As a tool for surgeons, Ebner compares the technology to assisted driving systems. “There’s a constant feed of safety information to help drivers be better drivers. In the context of surgery, this does not exist,” he says. Most of the time, the surgeon has to decide what to cut and what to spare based on what they can see with the naked eye. “This can lead to a high – and we argue preventable – variability in patient outcomes.”

In the basement of St Thomas’ hospital in London, Ebner demonstrates how it would work with a keyhole surgery system and a model abdomen. A camera inserted into the abdomen shows what would be inside the internal cavity on a large monitor. (For demonstration purposes, it is footage captured from a real surgery.) “In colour information, it’s always very difficult to understand whether tissue is healthy or not,” explains Ebner. Indeed, to the naked and untrained eye, the pinkish-red, meaty-looking insides on the screen all look much the same.

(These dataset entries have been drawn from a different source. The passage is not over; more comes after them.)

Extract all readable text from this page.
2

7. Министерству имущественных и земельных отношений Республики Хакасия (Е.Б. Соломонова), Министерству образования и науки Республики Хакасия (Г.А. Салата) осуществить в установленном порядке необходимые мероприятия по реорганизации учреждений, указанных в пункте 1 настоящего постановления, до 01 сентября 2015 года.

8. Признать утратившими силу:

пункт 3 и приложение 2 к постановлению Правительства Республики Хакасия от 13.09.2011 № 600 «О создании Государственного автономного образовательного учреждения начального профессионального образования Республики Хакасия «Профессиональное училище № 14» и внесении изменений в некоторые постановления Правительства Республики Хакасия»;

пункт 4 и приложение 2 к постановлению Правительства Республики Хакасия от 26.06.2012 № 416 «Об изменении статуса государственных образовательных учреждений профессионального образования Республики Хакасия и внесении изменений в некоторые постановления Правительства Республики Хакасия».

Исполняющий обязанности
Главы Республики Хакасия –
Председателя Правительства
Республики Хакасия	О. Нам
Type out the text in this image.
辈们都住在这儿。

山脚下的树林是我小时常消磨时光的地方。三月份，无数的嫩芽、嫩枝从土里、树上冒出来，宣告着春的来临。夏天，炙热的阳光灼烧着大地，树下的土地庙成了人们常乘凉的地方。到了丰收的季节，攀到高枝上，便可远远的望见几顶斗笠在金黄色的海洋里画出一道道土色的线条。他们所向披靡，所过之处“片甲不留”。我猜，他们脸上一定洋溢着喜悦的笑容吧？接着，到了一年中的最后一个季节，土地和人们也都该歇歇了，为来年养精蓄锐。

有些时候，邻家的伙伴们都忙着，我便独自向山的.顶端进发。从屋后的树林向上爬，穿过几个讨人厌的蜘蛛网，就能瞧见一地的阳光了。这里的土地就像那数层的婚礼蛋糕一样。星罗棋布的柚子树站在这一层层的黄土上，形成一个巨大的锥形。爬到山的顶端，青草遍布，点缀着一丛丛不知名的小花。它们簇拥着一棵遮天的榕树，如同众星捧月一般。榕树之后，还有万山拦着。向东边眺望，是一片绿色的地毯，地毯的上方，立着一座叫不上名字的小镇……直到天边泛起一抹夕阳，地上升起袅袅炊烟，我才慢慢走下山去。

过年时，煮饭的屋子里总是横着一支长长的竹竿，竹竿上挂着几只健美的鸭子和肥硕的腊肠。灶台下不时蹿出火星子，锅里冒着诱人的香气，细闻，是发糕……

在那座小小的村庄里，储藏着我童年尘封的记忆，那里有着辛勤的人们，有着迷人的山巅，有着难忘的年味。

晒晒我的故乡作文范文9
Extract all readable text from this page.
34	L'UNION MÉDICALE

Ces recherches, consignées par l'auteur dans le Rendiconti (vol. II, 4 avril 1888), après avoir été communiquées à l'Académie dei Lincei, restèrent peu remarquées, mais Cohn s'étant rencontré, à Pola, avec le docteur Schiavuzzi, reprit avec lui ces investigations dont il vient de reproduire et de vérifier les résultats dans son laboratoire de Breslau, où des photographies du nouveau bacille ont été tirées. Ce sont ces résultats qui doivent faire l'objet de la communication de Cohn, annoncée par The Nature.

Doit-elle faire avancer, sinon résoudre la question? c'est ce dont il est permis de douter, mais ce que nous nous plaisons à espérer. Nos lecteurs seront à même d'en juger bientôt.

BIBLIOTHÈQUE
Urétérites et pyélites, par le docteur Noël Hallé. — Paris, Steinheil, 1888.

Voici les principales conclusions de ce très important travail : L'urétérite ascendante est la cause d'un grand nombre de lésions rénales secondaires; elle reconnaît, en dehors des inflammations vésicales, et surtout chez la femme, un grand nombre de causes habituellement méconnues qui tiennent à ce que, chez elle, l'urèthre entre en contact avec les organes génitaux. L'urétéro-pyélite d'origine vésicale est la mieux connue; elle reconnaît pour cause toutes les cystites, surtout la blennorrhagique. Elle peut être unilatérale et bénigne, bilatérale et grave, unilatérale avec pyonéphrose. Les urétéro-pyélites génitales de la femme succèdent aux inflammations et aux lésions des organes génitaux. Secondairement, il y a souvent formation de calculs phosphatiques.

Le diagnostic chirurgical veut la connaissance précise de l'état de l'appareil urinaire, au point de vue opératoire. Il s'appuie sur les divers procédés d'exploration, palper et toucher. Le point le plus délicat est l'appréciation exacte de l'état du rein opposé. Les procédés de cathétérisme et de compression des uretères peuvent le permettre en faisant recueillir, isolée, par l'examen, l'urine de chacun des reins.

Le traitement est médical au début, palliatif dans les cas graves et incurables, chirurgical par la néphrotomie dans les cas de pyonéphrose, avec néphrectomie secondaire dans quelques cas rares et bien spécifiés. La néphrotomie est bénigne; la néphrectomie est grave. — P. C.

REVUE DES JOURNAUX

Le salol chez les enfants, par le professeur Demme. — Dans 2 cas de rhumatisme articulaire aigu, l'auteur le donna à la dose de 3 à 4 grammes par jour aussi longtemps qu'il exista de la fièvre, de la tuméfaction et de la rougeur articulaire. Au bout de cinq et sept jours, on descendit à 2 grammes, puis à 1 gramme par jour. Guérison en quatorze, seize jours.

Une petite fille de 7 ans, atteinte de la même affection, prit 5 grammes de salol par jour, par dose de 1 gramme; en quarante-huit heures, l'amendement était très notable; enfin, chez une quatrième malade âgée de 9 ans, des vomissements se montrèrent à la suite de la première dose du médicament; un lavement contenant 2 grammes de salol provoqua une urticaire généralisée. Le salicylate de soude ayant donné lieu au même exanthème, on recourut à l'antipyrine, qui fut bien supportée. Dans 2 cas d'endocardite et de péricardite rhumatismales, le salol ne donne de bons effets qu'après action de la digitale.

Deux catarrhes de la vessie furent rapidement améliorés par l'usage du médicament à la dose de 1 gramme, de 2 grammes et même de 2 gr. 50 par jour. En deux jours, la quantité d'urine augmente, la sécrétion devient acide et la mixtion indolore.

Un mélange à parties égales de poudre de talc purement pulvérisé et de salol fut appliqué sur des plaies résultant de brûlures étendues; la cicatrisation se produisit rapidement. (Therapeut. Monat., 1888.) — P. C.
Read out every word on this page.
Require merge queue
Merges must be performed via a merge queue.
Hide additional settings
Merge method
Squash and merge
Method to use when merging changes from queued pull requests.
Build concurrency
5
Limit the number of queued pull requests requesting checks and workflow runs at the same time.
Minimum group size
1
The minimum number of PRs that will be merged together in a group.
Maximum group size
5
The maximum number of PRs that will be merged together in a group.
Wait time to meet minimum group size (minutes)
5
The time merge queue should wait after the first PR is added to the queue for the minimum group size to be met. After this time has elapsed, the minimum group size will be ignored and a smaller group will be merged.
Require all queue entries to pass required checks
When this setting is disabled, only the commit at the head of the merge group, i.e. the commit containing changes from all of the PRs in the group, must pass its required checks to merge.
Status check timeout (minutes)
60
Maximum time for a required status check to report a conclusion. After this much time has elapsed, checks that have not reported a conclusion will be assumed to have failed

He taps a button on the floor with his foot and the screen transforms to an image of much higher contrast. Low perfusion areas are dark purple, he explains, while high perfusion areas are orange. As the technology develops, it has the potential to enable surgeons to distinguish between healthy and unhealthy tissue.

Validation with bowel cancer and brain surgery

For its initial clinical validation studies, Hypervision is focusing on bowel cancer and how hyperspectral imaging can help to prevent the dangerous leaks that can happen after the bowel ends are rejoined.

Ebner explains that surgeons can reduce the risk of this by ensuring the two ends are well connected, with a sufficient blood supply so that the tissue will heal well. “Right now, surgeons do not have the ability to reliably gauge whether this join was performed well, whether there is enough blood supply for the tissue to heal,” he says. With hyperspectral imaging, surgeons could better understand the perfusion level of tissues in the join. As a result, Ebner says, complication rates in these types of surgery could be reduced.

Along with its work on bowel cancer surgery, the team is also gathering data to assess the potential for neurosurgery, in partnership with King’s College Hospital and King’s College London. “Surgeons need to be conservative when resecting tissue to preserve patient function. This can lead to tumour left behind,” explains Ebner. “If surgeon had a much better understanding on what's healthy and what's not… this could be game changing in terms of precision.”

Surgeries to remove brain tumours and aneurysms are among the procedures that could benefit from hyperspectral imaging. But first, the team and their partners must gather further hyperspectral data during surgery, with the aim of correlating signatures with healthy and unhealthy tissue. Hypervision’s collaborators are collecting data from 81 patients including five types of tumour – all of which should help inform how hyperspectral imaging can be used in future.

Developing medical technologies for patient impact is highly challenging, says Ebner. “It means technology, product development, clinical delivery in a regulated environment – and [running] a commercially viable business.” He explains that while King’s could offer unrivalled technological and clinical support, his Enterprise Fellowship at the Royal Academy of Engineering was vital to understand “what it means to build a commercial entity”, from corporate governance, to pitching to investors, and the legal requirements of building a startup.

The support didn’t end there, as in 2022, Ebner embarked on the Academy’s EXPLORE programme, a week-long visit to life sciences hotspot Massachusetts in the US, which he says gave the company vital learnings for commercialisation in the country. Now, with an eye on scaling the company, he’s a member of the Shott Scale Up programme.

“Every stage of the company puts completely new demands on the leadership team,” he says. “The Academy provided a pathway towards making headway and getting to the right people who have done it before, and so generously gave back and helped the next generation of entrepreneurs to follow suit.”